Nottingham

Nottingham Station: Commuters' tales of closure chaos during rush hour

Nottingham railway station
Image caption Some passengers had "smooth" journeys while others had problems on Monday

Confused bus drivers have emerged as one of the problems for commuters during the first rush hour since the closure of Nottingham railway station.

The station is virtually closed for five weeks while work is carried out on signals and to build a new platform.

Replacement buses have been ferrying passengers from Nottingham to Derby, Leicester and East Midlands Parkway.

East Midlands Trains said any teething problems would be ironed out in the next few days.

On the first weekday since the part closure, some commuters said their journey had been "smooth" while others experienced problems.

Lost bus driver

Chris Hamlett, 33, from Birmingham, works as researcher at Nottingham Trent University's Clifton campus. His journey usually takes two hours but on Monday it took three and a half hours after the bus driver got lost.

He said: "I was expecting it to be bad but I wasn't best pleased when it took an hour and 15 minutes to travel from Derby to Nottingham.

"I don't know where he went but when a passenger told him he was going the wrong way he went back into Derby and out again.

"I couldn't believe it. Doesn't exactly fill me with confidence for next five weeks.

"I'm hoping it gets better."

Jacob Hooper was on a bus from East Midlands Parkway to Nottingham but again the driver was unsure of where the station was.

"When we approached along Queens Drive, the bus driver asked 'is this the station' to which the whole bus burst into laughter," said Mr Hooper.

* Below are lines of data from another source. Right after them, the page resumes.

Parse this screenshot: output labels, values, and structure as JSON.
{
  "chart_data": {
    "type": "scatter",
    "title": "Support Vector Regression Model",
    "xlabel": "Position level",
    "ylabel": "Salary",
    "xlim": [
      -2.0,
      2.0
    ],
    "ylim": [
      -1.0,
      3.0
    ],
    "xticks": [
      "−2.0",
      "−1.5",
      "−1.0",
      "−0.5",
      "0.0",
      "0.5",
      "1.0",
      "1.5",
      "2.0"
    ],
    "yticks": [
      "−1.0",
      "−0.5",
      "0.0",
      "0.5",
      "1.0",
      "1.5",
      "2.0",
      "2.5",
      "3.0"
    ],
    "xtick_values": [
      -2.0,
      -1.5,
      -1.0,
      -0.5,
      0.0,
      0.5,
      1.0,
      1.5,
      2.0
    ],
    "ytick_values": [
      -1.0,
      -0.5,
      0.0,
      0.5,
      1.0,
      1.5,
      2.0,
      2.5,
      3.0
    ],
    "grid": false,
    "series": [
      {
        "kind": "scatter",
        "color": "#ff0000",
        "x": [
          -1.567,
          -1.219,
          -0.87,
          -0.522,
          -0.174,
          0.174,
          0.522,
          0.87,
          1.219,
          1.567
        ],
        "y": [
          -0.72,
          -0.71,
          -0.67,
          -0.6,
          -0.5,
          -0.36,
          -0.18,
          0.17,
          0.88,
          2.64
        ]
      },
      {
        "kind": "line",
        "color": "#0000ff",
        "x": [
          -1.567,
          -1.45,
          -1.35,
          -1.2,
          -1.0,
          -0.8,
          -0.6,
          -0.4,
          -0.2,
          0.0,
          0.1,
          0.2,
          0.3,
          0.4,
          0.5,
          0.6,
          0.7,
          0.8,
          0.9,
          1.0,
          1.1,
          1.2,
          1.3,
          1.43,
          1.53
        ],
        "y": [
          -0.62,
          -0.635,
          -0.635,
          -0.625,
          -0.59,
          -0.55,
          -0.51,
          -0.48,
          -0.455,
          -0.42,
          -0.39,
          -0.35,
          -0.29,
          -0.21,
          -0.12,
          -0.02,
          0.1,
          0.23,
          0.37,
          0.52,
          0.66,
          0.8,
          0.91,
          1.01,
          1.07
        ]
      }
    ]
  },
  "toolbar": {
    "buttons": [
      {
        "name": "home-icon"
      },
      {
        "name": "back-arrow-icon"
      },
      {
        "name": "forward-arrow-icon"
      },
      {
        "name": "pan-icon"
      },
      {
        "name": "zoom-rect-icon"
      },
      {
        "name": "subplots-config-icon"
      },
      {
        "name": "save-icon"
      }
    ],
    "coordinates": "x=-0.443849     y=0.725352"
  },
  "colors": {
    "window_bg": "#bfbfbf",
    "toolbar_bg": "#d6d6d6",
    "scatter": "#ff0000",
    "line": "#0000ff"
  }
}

"He then stopped at the traffic lights and let everyone off. No one could believe we were actually getting off there."

Several bus and coach companies from across the UK are being used to transport passengers between stations, including one coach company from Cumbria.

'Keep people moving'

David Horne, managing director for East Midlands Trains, advised passengers to plan ahead for their journeys.

Image caption Transport companies reported that the first rush hour was a success with just a "few teething problems"

He said: "We know buses will get caught in traffic and we have got plenty of standby buses to keep delays at a minimum, and keep people on the move the best we can.

"The situation will improve as the days go on."

A spokeswoman for East Midlands Trains added: "There are over 750 buses a day running for our passengers during the Nottingham improvement works and 99% of these bus services have run without any incident today.

"With an operation of this scale, there are always individual challenges to overcome, but that is when the years of planning by ourselves, Network Rail and other organisations proves its worth.

"We would like to thank our customers for their co-operation so far and for the coming weeks ahead."

David Astill, commercial manager for Nottingham City Transport, which is one of the companies contracted to help, said: "It has been very well organised. Saturday and Sunday went remarkably well and it has been fairly smooth on Monday.

"If anything goes wrong it will be down to traffic and congestion."